Shadows

I feel so hopeless.

I feel so…undone.

It’s worse when you look at my life from the outside and see how “successful” I am. How loved I am. How everything seems to finally fall into place.

I’ve finally reached my last semester of school and will soon graduate. I’ve even gotten a headstart on my assignments. I’ve been able to focus on my professional learning workshops and courses. I’ve been hired as a supply educator assistant. I’ve received an interview invitation to a volunteer opportunity with the Nanny Angel Network. … The list of good things could go on.

But you can’t understand what’s going on inside.

Heck, I don’t even understand it.

One minute I’m excited for getting closer and closer to my dream. Next minute I fear if I can even make it to the next step.

Will I be able to pass my final classes? Will I succeed in field placement? Will I be able to go to work and be there for the kids consistently? What happens when I relapse? What happens when I can’t handle the depression?
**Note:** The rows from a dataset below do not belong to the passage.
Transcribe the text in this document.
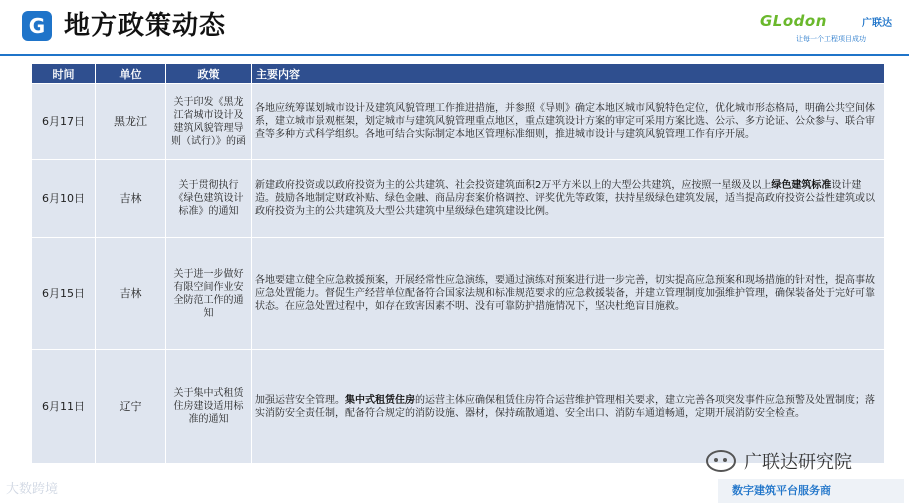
G 地方政策动态	GLodon	广联达
让每一个工程项目成功
时间	单位	政策	主要内容
6月17日	黑龙江	关于印发《黑龙江省城市设计及建筑风貌管理导则（试行）》的函	各地应统筹谋划城市设计及建筑风貌管理工作推进措施，并参照《导则》确定本地区城市风貌特色定位，优化城市形态格局，明确公共空间体系，建立城市景观框架，划定城市与建筑风貌管理重点地区，重点建筑设计方案的审定可采用方案比选、公示、多方论证、公众参与、联合审查等多种方式科学组织。各地可结合实际制定本地区管理标准细则，推进城市设计与建筑风貌管理工作有序开展。
6月10日	吉林	关于贯彻执行《绿色建筑设计标准》的通知	新建政府投资或以政府投资为主的公共建筑、社会投资建筑面积2万平方米以上的大型公共建筑，应按照一星级及以上绿色建筑标准设计建造。鼓励各地制定财政补贴、绿色金融、商品房套案价格调控、评奖优先等政策，扶持星级绿色建筑发展，适当提高政府投资公益性建筑或以政府投资为主的公共建筑及大型公共建筑中星级绿色建筑建设比例。
6月15日	吉林	关于进一步做好有限空间作业安全防范工作的通知	各地要建立健全应急救援预案，开展经常性应急演练，要通过演练对预案进行进一步完善，切实提高应急预案和现场措施的针对性，提高事故应急处置能力。督促生产经营单位配备符合国家法规和标准规范要求的应急救援装备，并建立管理制度加强维护管理，确保装备处于完好可靠状态。在应急处置过程中，如存在致害因素不明、没有可靠防护措施情况下，坚决杜绝盲目施救。
6月11日	辽宁	关于集中式租赁住房建设适用标准的通知	加强运营安全管理。集中式租赁住房的运营主体应确保租赁住房符合运营维护管理相关要求，建立完善各项突发事件应急预警及处置制度；落实消防安全责任制，配备符合规定的消防设施、器材，保持疏散通道、安全出口、消防车通道畅通，定期开展消防安全检查。
大数跨境
广联达研究院
数字建筑平台服务商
But that’s just one part of it.

What’s really eating me away is this feeling of loneliness.

I lost my best friend and I don’t know if it will ever be fixed. Please don’t tell me that he’s just a man. That my life shouldn’t revolve around him. Because it doesn’t even if he’s more than just a man.

I thought he was the only one who understood me and accepted me for who I am. That’s why he’s so important to me. But that was a lie. Ultimately, he couldn’t accept me fully for one reason or another all those years. It wasn’t his fault. He had his own challenges in life. But until now, even with no hard feelings for him, I can’t put the pieces back together. I still blame myself for everything and still think that I’m so broken I simply can’t be with anyone. That includes friends.

My friends, as loving as they are, just aren’t there for me as much as I need them. And of course I can’t marry them and have a family with them. It just doesn’t work that way.

I look forward to only three things in my life: to be an educator and to be a wife and a mom.

And so, hopelessness sinks in during these dark times I feel alone and afraid that I can’t move forward in life.

If the present is so bleak, what else does the future hold?

I wish I don’t ever think of certain things like disappearing into thin air or losing my memory of everything or what-have-you. But I can’t just not think of it. I don’t like it but it’s there. The feeling of hopelessness gnaws at me and beckons me to cross to the darker side. I’m afraid of even stepping on its shadows.